Bref, je n'ai pas accroché, il y a trop de digressions entre quelques
moments intéressants dans l'intrigue. Je l'ouvre... de quelques
pages
Lisa
C'est le premier livre de Roth que je lis. J'ai d'abord trouvé
le propos intéressant : la maladie, l'existence de l'usurpateur ;
j'ai été intéressée par le thème du
double, cela m'a rappelé le thème de français pendant
ma prépa : les énigmes du moi. Mais, très vite
(dès l'arrivée en Israël), je me suis profondément
ennuyée. C'est confus et dense ; j'ai trouvé cela indigeste,
présomptueux, inintéressant ; je n'ai aimé ni
la forme, ni le fond. Les personnages secondaires sont manichéens
(les méchants Palestiniens aveuglés par la folie et la haine).
Ça m'a énervée. Je n'ai pas aimé le jeu de
l'auteur et du narrateur avec l'autofiction.
J'ai aimé quelques passages sur l'écriture, je me suis accrochée
pour finir le livre, mais c'était très dur. Le début
était plutôt prometteur et intéressant donc j'ouvre
ce livre au quart, même si mon intérêt est très
vite retombé !
Annick L
Philip Roth me passionne. Je l'ai découvert avec Portnoy.
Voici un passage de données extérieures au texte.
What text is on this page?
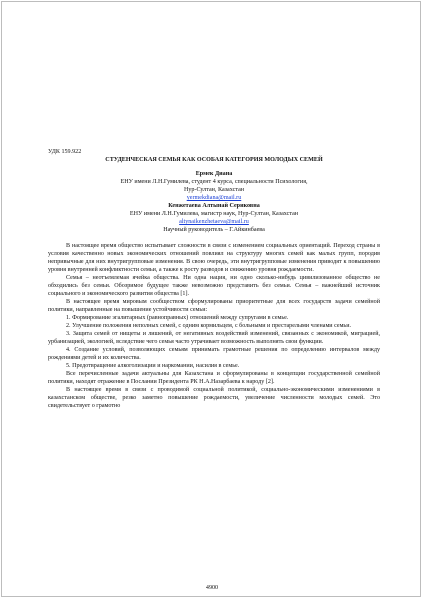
УДК 159.922
СТУДЕНЧЕСКАЯ СЕМЬЯ КАК ОСОБАЯ КАТЕГОРИЯ МОЛОДЫХ СЕМЕЙ
Ермек Диана
ЕНУ имени Л.Н.Гумилева, студент 4 курса, специальности Психология,
Нур-Султан, Казахстан
yermekdiana@mail.ru
Кенжетаева Алтынай Сериковна
ЕНУ имени Л.Н.Гумилева, магистр наук, Нур-Султан, Казахстан
altynaikenzhetaeva@mail.ru
Научный руководитель – Г.Айкинбаева

В настоящее время общество испытывает сложности в связи с изменением социальных ориентаций. Переход страны в условия качественно новых экономических отношений повлиял на структуру многих семей как малых групп, породив непривычные для них внутригрупповые изменения. В свою очередь, эти внутригрупповые изменения приводят к повышению уровня внутренней конфликтности семьи, а также к росту разводов и снижению уровня рождаемости.

Семья – неотъемлемая ячейка общества. Ни одна нация, ни одно сколько-нибудь цивилизованное общество не обходились без семьи. Обозримое будущее также невозможно представить без семьи. Семья – важнейший источник социального и экономического развития общества [1].

В настоящее время мировым сообществом сформулированы приоритетные для всех государств задачи семейной политики, направленные на повышение устойчивости семьи:

1. Формирование эгалитарных (равноправных) отношений между супругами в семье.

2. Улучшение положения неполных семей, с одним кормильцем, с больными и престарелыми членами семьи.

3. Защита семей от нищеты и лишений, от негативных воздействий изменений, связанных с экономикой, миграцией, урбанизацией, экологией, вследствие чего семья часто утрачивает возможность выполнять свои функции.

4. Создание условий, позволяющих семьям принимать грамотные решения по определению интервалов между рождениями детей и их количества.

5. Предотвращение алкоголизации и наркомании, насилия в семье.

Все перечисленные задачи актуальны для Казахстана и сформулированы в концепции государственной семейной политики, находят отражение в Послании Президента РК Н.А.Назарбаева к народу [2].

В настоящее время в связи с проводимой социальной политикой, социально-экономическими изменениями в казахстанском обществе, резко заметно повышение рождаемости, увеличение численности молодых семей. Это свидетельствует о грамотно

4900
Pour moi, c'est jubilatoire. J'ai lu la trilogie américaine Pastorale
américaine, J'ai
épousé un communiste, La
Tache, avec une peinture féroce de la société
américaine. J'ai lu aussi Patrimoine,
très autobiographique. C'est difficile d'être en empathie
avec ce qu'il écrit. Pour moi, Opération Shylock
est un petit chef d'uvre ; il y a de la virtuosité,
c'est un jeu, on entend des positions extrêmes : les Anti Sémites
Anonymes c'est un jeu ; de même, avec son double, c'est un
jeu permanent, et j'ai été fascinée par sa façon
de traiter le thème du double. J'ai été intéressée
par le procès de John Demjanjuk, quelqu'un qu'on prend pour quelqu'un
qu'il n'est pas. Il joue avec tout. Mais je comprends que vous trouviez
cela factice. Pour ma part, j'y ai pris plaisir. J'admire le côté
brillant, virtuose. Je suis bon public. Mais j'ai quand même eu
marre des digressions. Il interroge le fait d'être juif, la responsabilité
de l'écrivain. Il pose beaucoup de questions et n'apporte pas de
réponse, cela me plait beaucoup. Il est narcissique et se présente
avec dérision. J'aime aussi beaucoup Paul Auster chez qui on observe
la perte d'identité. J'ouvre en grand pour ce livre que je trouve
remarquable.
Claire
J'ai apprécié le jeu de la double identité, à
laquelle s'ajoute la mise en abyme puisqu'il commente l'histoire elle-même
qu'il raconte ; et aussi l'idée loufoque du diasporisme. J'ai
été intéressée par la relation de Roth au
judaïsme, rejeté qu'il a été par des Juifs américains,
par ce que dit Appelfeld du lien entre histoire de la vie et l'uvre.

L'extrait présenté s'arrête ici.